Uma colega de trabalho,
Procuradora do Estado como eu, indagou-me se eu poderia defender uma pessoa
cuja família ela conhecia; a defesa não seria feita como Procurador (atuávamos
como defensores públicos, pois a Defensoria ainda não fora criada) e sim
particularmente e, portanto, “pro-bono” – sem cobrar honorários. A família da pessoa tinha condições de
suportar uma cobrança de honorários advocatícios, porém certamente se recusaria
a tal ônus principalmente porque a pessoa estava sendo acusada de furto simples
tentado. Mais tarde descobri porque a família se recusaria a fazer tal gasto.
A acusaç ão que
pesava contra ela era de furto, uma subtração realizada num supermercado
pequeno, desses de bairro, e o objeto subtraído era uma perna de cabrito. Tão
logo deixou o estabelecimento comercial e alcançou a calçada, teve os passos
interceptados pelos seguranças. Chamada a Polícia Militar, foi levada ao 4º
Distrito Policial, porém a autoridade não lavrau o auto de prisão em flagrante
delito, preferindo registrar o fato num boletim de ocorrência.
Aceitei o encargo
“pro-bono”. Convidei a ré a ir ao meu escritório para falarmos sobre o assunto.
Ela foi. Disse-me que estava arrependida, mas que fazia aquilo por compulsão:
era cleptomaníaca. Isso me interessou: jamais havia defendido alguém que
declaradamente padecesse desse mal. Pedi-lhe que me descrevesse os sintomas que
sentia ao realizar uma subração. Ela disse que, à vista do objeto de cobiça,
começava a sentir um calor no corpo, e, acrescentou, era “contra a vontade”
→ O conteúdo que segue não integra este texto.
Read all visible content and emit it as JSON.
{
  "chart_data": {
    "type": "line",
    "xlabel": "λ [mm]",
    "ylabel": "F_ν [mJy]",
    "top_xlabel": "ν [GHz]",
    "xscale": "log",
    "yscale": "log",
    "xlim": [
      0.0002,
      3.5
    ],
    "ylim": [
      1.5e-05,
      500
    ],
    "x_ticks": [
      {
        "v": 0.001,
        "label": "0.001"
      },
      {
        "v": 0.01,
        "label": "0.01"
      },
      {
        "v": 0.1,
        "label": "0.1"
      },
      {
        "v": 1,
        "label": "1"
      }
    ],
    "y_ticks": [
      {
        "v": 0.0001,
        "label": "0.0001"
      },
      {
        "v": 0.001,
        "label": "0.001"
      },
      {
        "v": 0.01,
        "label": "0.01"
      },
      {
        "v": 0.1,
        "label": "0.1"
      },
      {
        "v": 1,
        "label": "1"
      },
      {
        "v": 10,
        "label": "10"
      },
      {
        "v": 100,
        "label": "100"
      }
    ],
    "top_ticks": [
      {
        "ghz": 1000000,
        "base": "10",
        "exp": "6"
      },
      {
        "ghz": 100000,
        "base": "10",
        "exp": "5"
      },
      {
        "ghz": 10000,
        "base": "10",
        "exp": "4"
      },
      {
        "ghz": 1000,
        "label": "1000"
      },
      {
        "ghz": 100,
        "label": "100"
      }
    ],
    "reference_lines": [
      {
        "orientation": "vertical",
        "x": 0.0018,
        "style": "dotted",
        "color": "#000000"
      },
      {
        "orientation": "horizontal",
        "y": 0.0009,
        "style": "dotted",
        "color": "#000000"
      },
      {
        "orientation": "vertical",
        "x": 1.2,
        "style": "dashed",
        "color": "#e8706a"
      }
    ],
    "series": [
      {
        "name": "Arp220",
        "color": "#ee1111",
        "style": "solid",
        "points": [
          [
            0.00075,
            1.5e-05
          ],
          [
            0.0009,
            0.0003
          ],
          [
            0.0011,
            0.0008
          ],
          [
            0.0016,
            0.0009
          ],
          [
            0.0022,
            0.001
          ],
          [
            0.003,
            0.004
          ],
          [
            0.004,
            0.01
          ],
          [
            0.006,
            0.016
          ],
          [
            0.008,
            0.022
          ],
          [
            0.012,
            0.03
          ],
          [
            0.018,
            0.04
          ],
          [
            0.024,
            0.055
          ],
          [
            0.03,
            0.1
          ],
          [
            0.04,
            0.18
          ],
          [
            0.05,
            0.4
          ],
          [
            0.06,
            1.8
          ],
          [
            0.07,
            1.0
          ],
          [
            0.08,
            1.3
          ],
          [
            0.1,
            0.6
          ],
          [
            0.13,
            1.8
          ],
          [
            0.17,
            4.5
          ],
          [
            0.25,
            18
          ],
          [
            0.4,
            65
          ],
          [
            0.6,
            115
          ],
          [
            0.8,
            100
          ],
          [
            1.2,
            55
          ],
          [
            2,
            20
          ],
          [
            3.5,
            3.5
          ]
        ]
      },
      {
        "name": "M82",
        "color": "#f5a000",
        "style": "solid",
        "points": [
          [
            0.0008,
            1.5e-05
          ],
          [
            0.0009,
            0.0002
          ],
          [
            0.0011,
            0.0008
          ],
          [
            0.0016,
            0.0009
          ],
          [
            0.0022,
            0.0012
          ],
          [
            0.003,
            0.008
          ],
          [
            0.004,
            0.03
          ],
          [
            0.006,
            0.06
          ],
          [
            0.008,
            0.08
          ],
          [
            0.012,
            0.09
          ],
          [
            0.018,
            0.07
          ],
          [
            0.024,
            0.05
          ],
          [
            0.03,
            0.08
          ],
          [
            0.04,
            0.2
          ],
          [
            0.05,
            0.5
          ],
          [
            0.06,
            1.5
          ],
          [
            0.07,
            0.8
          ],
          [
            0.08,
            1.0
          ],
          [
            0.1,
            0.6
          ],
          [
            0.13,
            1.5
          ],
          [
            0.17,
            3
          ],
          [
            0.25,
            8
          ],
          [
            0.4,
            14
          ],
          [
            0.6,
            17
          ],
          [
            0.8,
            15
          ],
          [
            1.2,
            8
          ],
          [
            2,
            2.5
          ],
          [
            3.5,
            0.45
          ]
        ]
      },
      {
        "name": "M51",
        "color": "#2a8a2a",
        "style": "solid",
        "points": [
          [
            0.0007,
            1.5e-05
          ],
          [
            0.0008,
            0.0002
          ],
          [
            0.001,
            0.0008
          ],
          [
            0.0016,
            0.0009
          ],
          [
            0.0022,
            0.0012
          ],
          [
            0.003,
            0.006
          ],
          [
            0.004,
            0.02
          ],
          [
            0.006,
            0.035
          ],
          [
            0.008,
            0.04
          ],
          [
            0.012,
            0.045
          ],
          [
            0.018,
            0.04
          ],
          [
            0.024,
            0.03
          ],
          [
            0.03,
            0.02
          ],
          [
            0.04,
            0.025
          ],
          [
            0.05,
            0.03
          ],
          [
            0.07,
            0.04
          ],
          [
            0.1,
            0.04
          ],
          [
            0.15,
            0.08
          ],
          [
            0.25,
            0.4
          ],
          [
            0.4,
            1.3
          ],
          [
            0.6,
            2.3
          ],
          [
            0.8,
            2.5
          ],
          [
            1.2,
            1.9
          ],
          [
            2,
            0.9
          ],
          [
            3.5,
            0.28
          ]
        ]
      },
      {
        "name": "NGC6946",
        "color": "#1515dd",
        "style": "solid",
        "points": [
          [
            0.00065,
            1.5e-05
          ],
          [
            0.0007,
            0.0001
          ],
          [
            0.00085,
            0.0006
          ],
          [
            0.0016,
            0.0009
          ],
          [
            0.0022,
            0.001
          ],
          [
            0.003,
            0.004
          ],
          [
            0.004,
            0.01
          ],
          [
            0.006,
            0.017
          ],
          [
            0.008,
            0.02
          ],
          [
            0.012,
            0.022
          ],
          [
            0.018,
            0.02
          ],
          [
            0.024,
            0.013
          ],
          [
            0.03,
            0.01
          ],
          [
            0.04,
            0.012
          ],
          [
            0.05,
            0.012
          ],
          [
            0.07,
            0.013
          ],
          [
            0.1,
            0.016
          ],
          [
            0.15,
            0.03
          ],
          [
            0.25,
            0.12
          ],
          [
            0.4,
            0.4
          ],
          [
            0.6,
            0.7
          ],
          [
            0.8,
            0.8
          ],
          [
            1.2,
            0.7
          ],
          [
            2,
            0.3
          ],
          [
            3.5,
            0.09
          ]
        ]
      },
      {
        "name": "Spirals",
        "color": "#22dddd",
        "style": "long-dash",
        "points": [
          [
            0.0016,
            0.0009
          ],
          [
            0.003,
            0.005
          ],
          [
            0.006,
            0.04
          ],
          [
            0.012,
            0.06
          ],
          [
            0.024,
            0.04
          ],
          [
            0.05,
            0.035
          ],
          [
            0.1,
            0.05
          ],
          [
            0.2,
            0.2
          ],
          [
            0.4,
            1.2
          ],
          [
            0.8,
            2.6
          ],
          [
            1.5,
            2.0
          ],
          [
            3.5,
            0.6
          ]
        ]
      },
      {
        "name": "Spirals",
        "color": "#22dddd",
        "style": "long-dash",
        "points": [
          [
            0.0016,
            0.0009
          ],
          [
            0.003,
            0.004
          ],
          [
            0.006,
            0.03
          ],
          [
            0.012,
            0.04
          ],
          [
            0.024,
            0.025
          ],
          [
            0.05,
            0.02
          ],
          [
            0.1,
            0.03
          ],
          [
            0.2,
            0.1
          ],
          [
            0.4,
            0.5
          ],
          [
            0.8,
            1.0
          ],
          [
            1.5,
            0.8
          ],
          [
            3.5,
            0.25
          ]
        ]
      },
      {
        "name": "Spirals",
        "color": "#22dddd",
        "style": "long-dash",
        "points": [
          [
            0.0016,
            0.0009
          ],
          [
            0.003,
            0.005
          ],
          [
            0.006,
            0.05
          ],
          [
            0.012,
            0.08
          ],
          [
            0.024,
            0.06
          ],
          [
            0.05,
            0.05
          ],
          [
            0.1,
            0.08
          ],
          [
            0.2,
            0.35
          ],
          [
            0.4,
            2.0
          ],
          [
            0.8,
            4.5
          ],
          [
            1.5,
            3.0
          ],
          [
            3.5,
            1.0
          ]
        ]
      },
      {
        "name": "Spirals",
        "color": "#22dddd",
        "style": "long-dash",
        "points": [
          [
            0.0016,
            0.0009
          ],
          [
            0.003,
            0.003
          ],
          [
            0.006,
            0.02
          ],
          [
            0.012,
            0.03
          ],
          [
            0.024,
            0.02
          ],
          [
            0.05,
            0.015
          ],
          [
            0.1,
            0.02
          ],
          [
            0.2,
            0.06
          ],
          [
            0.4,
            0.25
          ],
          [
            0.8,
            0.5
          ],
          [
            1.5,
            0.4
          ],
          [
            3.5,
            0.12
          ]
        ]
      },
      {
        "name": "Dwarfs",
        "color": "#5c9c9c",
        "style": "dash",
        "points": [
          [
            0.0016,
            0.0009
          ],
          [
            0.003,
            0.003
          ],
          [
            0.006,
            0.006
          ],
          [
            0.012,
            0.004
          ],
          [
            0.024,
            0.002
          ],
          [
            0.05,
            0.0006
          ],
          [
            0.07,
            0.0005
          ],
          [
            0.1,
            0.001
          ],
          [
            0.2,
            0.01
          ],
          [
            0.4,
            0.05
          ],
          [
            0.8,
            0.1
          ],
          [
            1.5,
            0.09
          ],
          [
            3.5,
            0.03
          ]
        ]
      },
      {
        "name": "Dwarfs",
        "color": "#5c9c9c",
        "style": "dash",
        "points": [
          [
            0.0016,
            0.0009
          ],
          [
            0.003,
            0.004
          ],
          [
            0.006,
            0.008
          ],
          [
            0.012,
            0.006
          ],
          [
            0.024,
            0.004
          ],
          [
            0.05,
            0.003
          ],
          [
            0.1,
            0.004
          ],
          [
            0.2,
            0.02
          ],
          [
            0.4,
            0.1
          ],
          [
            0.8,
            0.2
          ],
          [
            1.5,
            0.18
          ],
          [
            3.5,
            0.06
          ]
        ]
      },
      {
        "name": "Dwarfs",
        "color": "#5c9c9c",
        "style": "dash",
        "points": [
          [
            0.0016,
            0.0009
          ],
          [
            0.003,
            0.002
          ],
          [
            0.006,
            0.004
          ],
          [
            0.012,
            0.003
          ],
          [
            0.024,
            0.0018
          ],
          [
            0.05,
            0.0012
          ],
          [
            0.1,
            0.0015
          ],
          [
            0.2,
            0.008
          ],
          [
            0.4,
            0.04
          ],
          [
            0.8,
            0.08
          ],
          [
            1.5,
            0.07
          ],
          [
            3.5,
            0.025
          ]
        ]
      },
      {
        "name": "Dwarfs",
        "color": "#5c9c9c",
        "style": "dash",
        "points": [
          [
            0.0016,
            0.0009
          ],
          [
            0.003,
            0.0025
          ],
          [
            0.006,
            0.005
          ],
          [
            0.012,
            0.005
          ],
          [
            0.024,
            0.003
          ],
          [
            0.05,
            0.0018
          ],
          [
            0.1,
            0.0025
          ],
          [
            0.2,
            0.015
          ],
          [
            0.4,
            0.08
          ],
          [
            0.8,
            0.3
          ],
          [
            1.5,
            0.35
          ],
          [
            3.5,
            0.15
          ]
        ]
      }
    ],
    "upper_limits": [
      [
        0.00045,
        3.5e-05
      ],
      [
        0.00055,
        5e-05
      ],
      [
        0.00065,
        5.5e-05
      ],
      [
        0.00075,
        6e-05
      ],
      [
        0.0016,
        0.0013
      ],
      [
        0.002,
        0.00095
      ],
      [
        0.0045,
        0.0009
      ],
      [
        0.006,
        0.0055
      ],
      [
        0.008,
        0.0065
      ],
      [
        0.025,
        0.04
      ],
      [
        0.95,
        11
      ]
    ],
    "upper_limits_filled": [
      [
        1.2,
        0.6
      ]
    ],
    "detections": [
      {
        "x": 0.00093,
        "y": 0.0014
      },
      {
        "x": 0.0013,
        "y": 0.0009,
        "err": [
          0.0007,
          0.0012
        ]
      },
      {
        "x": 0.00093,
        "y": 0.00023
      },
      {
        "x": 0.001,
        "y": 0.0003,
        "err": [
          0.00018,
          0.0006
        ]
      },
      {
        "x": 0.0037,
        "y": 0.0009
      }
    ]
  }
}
levada à subtração. Disse mais, que outras vezes tal tinha ocorrido, porém o
dono do supermercado depois ia à sua casa e apresentava a conta do furto e a
família o reembolsava. Desta vez, porém, a família, talvez cansada de tudo, ao ser
avisada, resolveu não ressarcir o comerciante. Daí a intervenção policial.
O desfecho do processo
foi óbvio: ela foi condenada por furto simples tentado, e, como era primária e
de pouco valor a coisa subtraída, o magistrado, reconhecendo o furto privilegiado,
impôs somente a pena de multa, no piso mínimo, 10 dias-multa no valor de 1/30
do salário mínimo cada.
Não fiquei sabendo se a
família concordou em recolher o valor.
(Capítulo do livro "Casos de júri e outros casos", volume 2, a ser editado.)